福井県―東京は北回りか南回りか…料金と時間で比較 北陸新幹線の延伸後、福井駅は「北」優位に

東京行き来は北回り?南回り?

 今年3月16日の北陸新幹線敦賀開業に伴い、福井県は東京と直結する。これまで多くの福井県民が移動ルートとして利用してきた「米原回り」に加え、「金沢回り」が有力な選択肢になる。一方、関西・中京方面との行き来は敦賀での乗り換えが必要で、利便性の低下は避けられない。福井と三大都市圏との往来は様変わりしそうだ。

⇒JR西日本が北陸新幹線の運行ダイヤ発表

 県都の福井駅と東京駅間の移動は現状、東海道新幹線(米原経由)利用が北陸新幹線(金沢経由)に比べ料金も時間も優位だが、敦賀開業後はともに北回りの金沢経由が“逆転”する。

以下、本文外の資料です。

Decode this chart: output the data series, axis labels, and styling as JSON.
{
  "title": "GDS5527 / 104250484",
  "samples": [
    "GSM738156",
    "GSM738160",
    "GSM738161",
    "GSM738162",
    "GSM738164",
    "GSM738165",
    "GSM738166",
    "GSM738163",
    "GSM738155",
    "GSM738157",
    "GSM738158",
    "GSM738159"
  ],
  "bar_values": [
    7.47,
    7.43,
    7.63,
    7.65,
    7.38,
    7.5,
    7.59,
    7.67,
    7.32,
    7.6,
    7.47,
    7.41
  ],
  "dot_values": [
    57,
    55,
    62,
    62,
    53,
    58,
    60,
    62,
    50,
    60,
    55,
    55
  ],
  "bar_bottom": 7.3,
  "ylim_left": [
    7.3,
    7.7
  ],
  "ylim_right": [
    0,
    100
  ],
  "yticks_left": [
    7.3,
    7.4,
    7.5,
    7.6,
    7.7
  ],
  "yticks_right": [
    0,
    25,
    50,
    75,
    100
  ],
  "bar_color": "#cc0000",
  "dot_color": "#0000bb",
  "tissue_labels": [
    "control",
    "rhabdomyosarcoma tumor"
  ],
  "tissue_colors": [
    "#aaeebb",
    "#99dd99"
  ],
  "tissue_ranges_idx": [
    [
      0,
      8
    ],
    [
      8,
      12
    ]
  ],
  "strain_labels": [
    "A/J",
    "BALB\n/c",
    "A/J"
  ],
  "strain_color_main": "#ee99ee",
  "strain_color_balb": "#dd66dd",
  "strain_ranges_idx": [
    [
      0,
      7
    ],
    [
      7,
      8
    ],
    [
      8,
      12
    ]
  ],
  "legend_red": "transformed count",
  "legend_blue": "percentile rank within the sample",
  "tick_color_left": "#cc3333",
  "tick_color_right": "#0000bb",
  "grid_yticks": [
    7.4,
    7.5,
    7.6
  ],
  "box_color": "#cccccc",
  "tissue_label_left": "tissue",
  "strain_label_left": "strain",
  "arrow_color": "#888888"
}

 北陸新幹線の最速列車「かがやき」に乗車すると最短で2時間51分。現在の最短である米原経由の3時間24分に比べ、33分短縮される計算だ。北陸新幹線延伸後、米原経由で東京―福井間を移動する場合、敦賀での乗り換えが必要になることもあり、所要時間は3時間18分と見込まれる。料金は南回りが1万6950円になる一方、北回りは1万5810円。時間が早く、料金も安いとなれば、移動手段としては北陸新幹線が第一候補になる。

 北陸新幹線の当面の終着駅となる敦賀―東京間はどうだろうか。米原経由が最速2時間50分で現在と変わらない一方、金沢経由は現在より50分早まるものの3時間8分。料金も金沢経由の方が割高だ。嶺南地域からは従来通り、南回りが選ばれそうだ。

 少し悩ましいのが越前たけふ駅。料金は米原経由が安いが、所要時間は金沢経由がわずかだが短い。敦賀や米原での乗り換えを考えると北回りを選ぶ利用者は一定程度いるだろう。最速列車「かがやき」が2往復停車する効果が出ている。

 日本政策投資銀行は2022年11月、福井と首都圏間の移動ルートに関する福井県内や首都圏在住者計1700人へのアンケート結果を公表した。「首都圏へ行く場合、最もよく利用するルートは」との問いに、県内在住者は米原経由の利用が50%、金沢経由が14%だが、敦賀開業後の想定では金沢経由が51%、米原経由が24%と逆転した。一方、首都圏在住者は現状でも北陸新幹線ルートの利用が最も多く、敦賀開業後はさらにその割合が高まるとの結果だった。果たして県民や観光客の移動手段は―。